More than 15,000 U.S. car dealerships have been cut off from critical digital info, doing barebones business with pen and paper, since a cyberattack hit dealership management system provider CDK on June 19. Five of America’s six biggest dealership networks run almost all their business through CDK software, making this a major disruption for the car biz. As of today, it seems CDK is confident that everybody will be back online by “late Wednesday, July 3, or early morning Thursday, July 4.”
Dealer networks Asbury Automotive Group, AutoNation, Group 1 Automotive, Lithia Motors, and Sonic Automotive all run CDK technology. Between those, we’re talking about basically every car brand. Exactly how much business was lost by this outage is hard to quantify. The dealers have still been selling cars, parts, and service, but it’s been a headache for everybody who works with these systems.

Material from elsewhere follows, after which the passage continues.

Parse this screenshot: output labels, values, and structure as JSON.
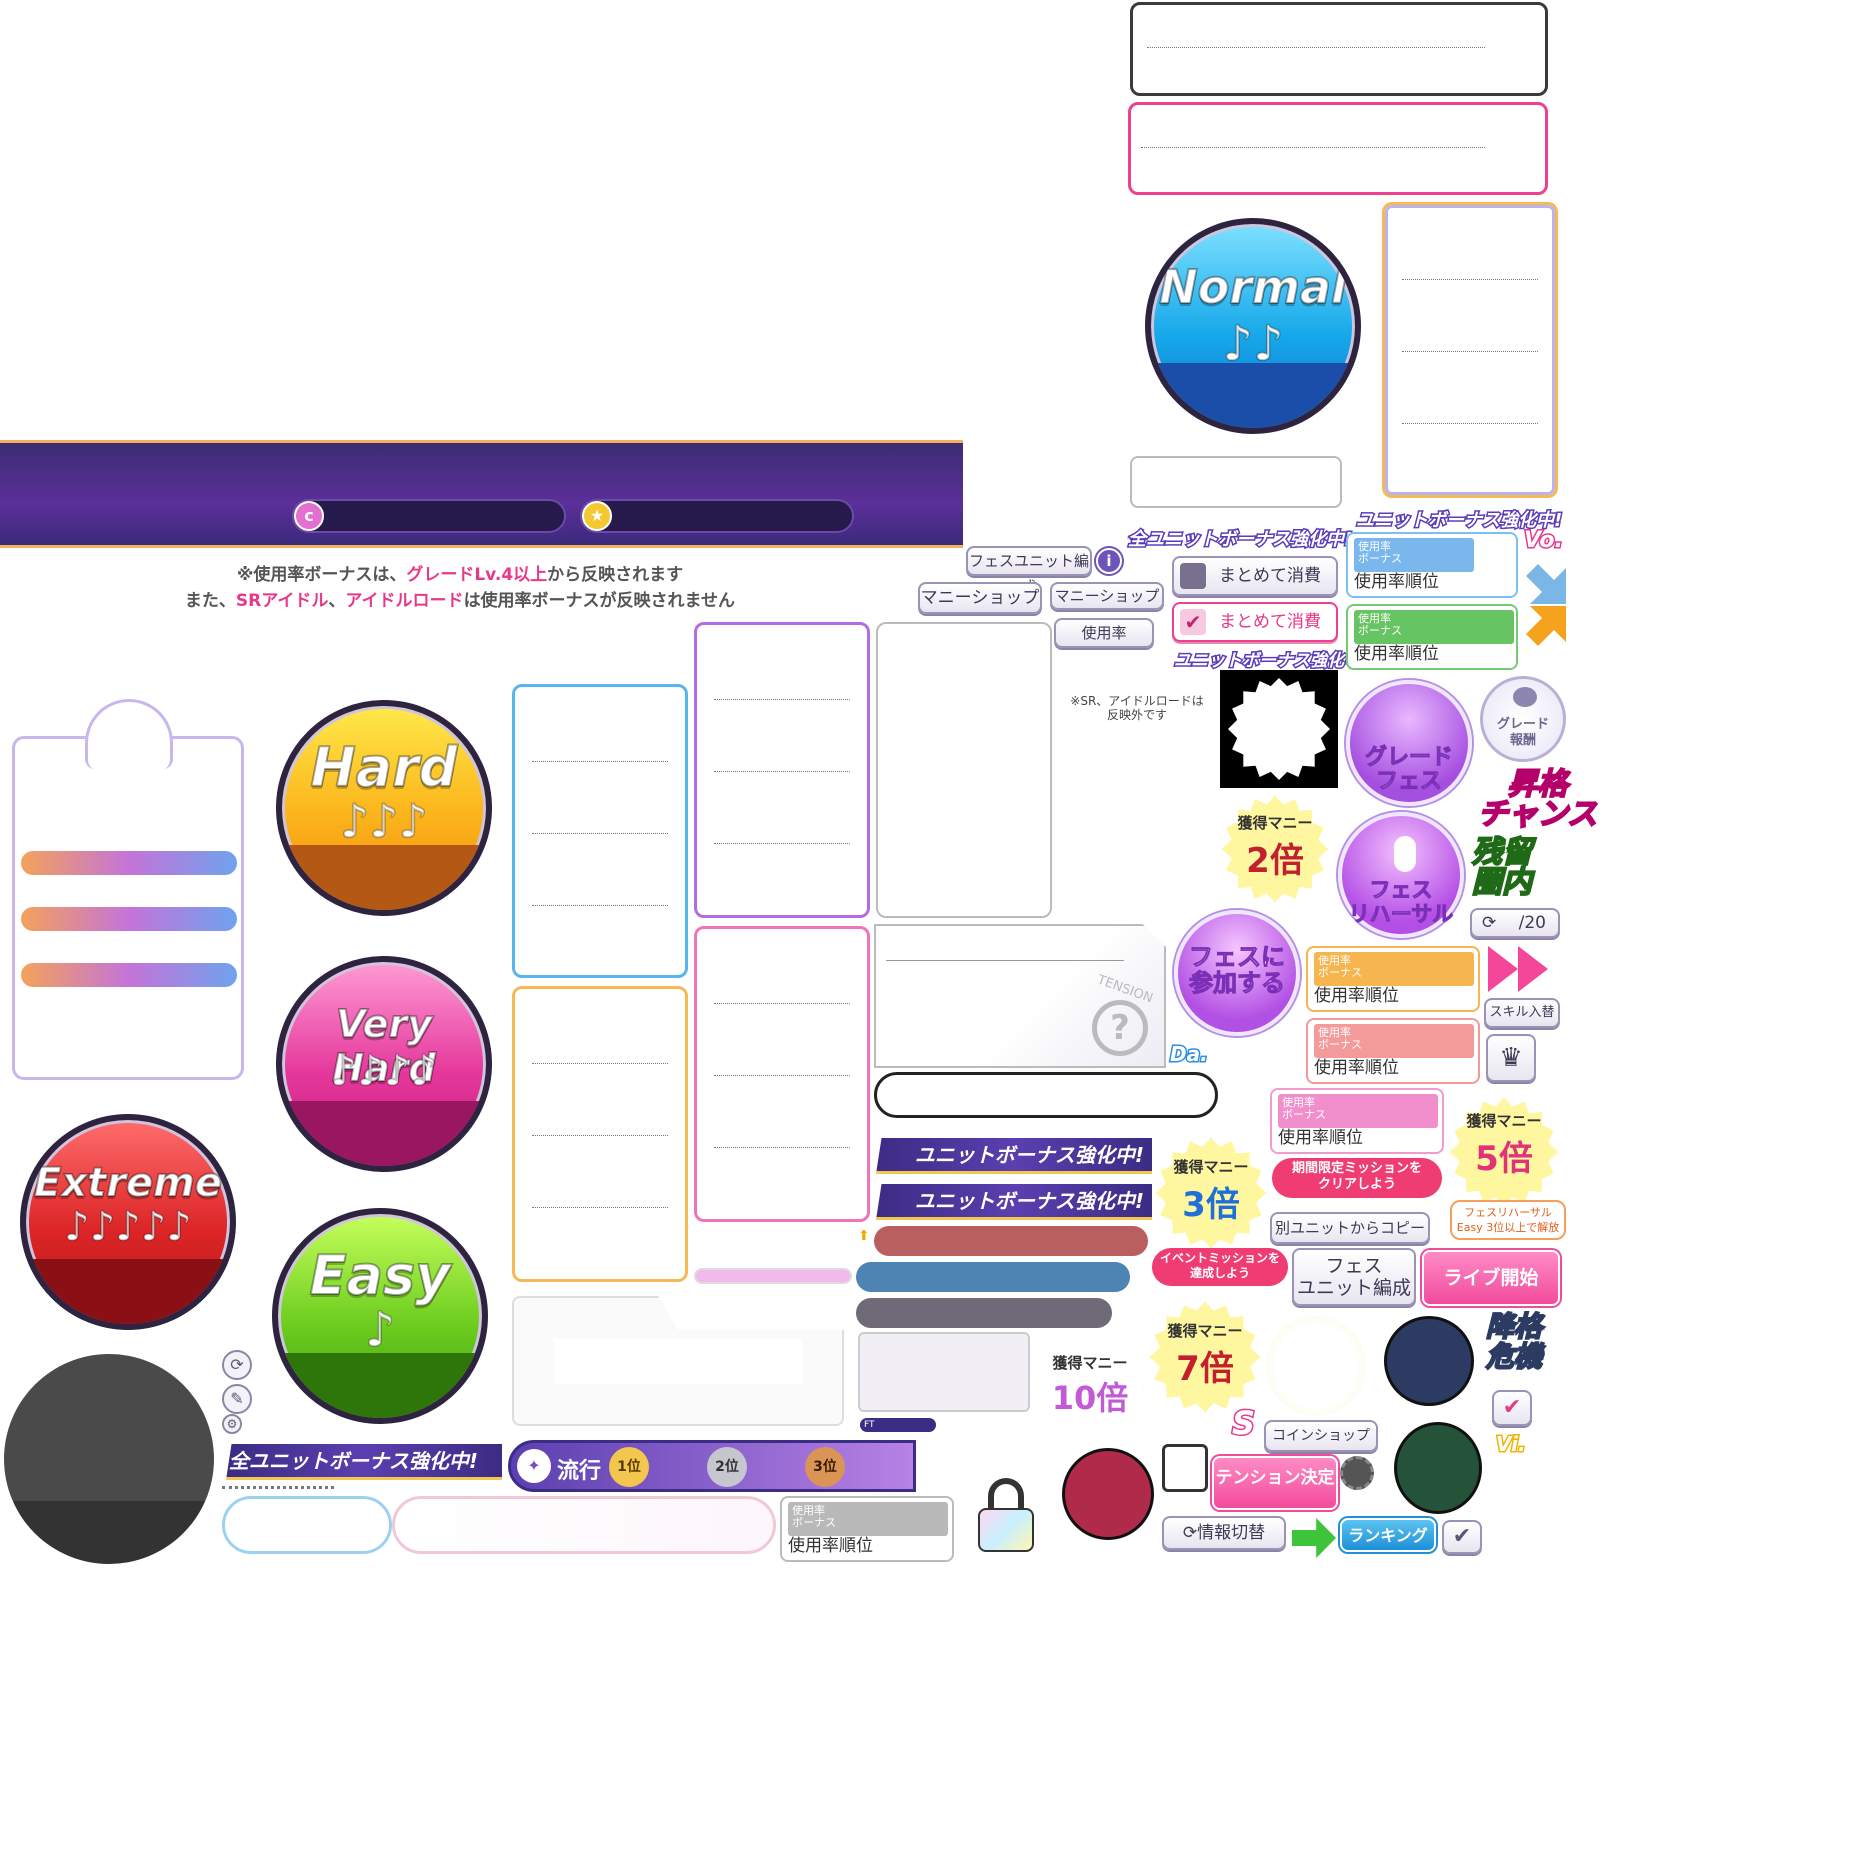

“We are continuing our phased approach to the restoration process and are rapidly bringing dealers live on the Dealer Management System,” CDK said in a statement issued to Automotive News early July 1. “We anticipate all dealers’ connections will be live by late Wednesday, July 3, or early morning Thursday, July 4.”
I stopped by Lia Honda in Kingston, New York a couple of weeks ago to pick up some MTF crush washers, and the poor guy running the parts desk had to make me a handwritten receipt. I suspect the real pain will begin after the holiday, when service writers, techs, and other folks working at these places will probably have to re-enter everything they’ve been doing on paper since June 19.
Based on some of the comments on our first story about this incident, it sounds like people using CDK services were not, uh, particularly big fans of it. Obviously the company’s going to have to commit to some major cybersecurity overhauling to keep dealership business—maybe the service will get better with its next version?